Xanthine urolithiasis: Inhibitors of xanthine crystallization.

OBJECTIVE: To identify in vitro inhibitors of xanthine crystallization that have potential for inhibiting the formation of xanthine crystals in urine and preventing the development of the renal calculi in patients with xanthinuria. METHODS: The formation of xanthine crystals in synthetic urine and the effects of 10 potential crystallization inhibitors were assessed using a kinetic turbidimetric system with a photometer. The maximum concentration tested for each compound was: 20 mg/L for 3-methylxanthine (3-MX); 40 mg/L for 7-methylxanthine (7-MX), 1-methylxanthine (1-MX), theobromine (TB), theophylline, paraxanthine, and caffeine; 45 mg/L for 1-methyluric acid; 80 mg/L for 1,3-dimethyluric acid; and 200 mg/L for hypoxanthine. Scanning electron microscopy was used to examine the morphology of the crystals formed when inhibitory effects were observed. RESULTS: Only 7-MX, 3-MX, and 1-MX significantly inhibited xanthine crystallization at the tested concentrations. Mixtures of inhibitors had an additive effect rather than a synergistic effect on crystallization. CONCLUSION: Two of the inhibitors identified here-7-MX and 3-MX-are major metabolites of TB. In particular, after TB consumption, 20% is excreted in the urine as TB, 21.5% as 3-MX, and 36% as 7-MX. Thus, consumption of theobromine could protect patients with xanthinuria from the development of renal xanthine calculi. Clinical trials are necessary to demonstrate these effects in vivo.

Hereditary xanthinuria is not so rare disorder of purine metabolism.
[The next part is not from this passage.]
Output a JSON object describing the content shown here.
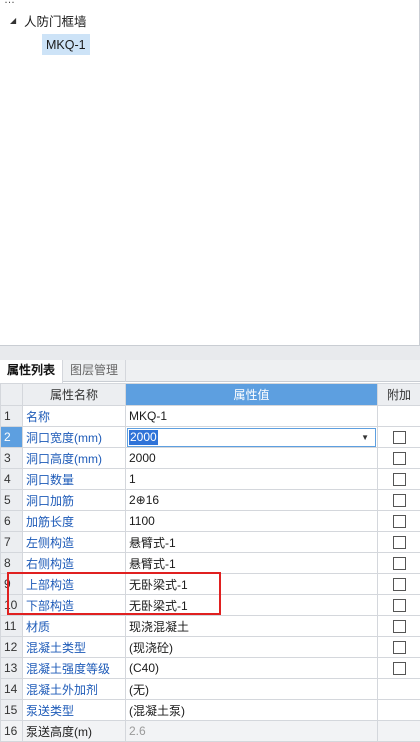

Hereditary xanthinuria (type I) is caused by an inherited deficiency of the xanthine oxidorectase (XDH/XO), and is characterized by very low concentration of uric acid in blood and urine and high concentration of urinary xanthine, leading to urolithiasis. Type II results from a combined deficiency of XDH/XO and aldehyde oxidase. Patients present with hematuria, renal colic, urolithiasis or even acute renal failure. Clinical symptoms are the same for both types. In a third type, clinically distinct, sulfite oxidase activity is missing as well as XDH/XO and aldehyde oxidase. The prevalence is not known, but about 150 cases have been described so far. Hypouricemia is sometimes overlooked, that´s why we have set up the diagnostic flowchart. This consists of a) evaluation of uric acid concentrations in serum and urine with exclusion of primary renal hypouricemia, b) estimation of urinary xanthine, c) allopurinol loading test, which enables to distinguish type I and II; and finally assay of xanthine oxidoreductase activity in plasma with molecular genetic analysis. Following this diagnostic procedure we were able to find first patients with hereditary xanthinuria in our Czech population. We have detected nine cases, which is one of the largest group worldwide. Four patients were asymptomatic. All had profound hypouricemia, which was the first sign and led to referral to our department. Urinary concentrations of xanthine were in the range of 170-598 mmol/mol creatinine (normal < 30 mmol/mol creatinine). Hereditary xanthinuria is still unrecognized disorder and subjects with unexplained hypouricemia need detailed purine metabolic investigation.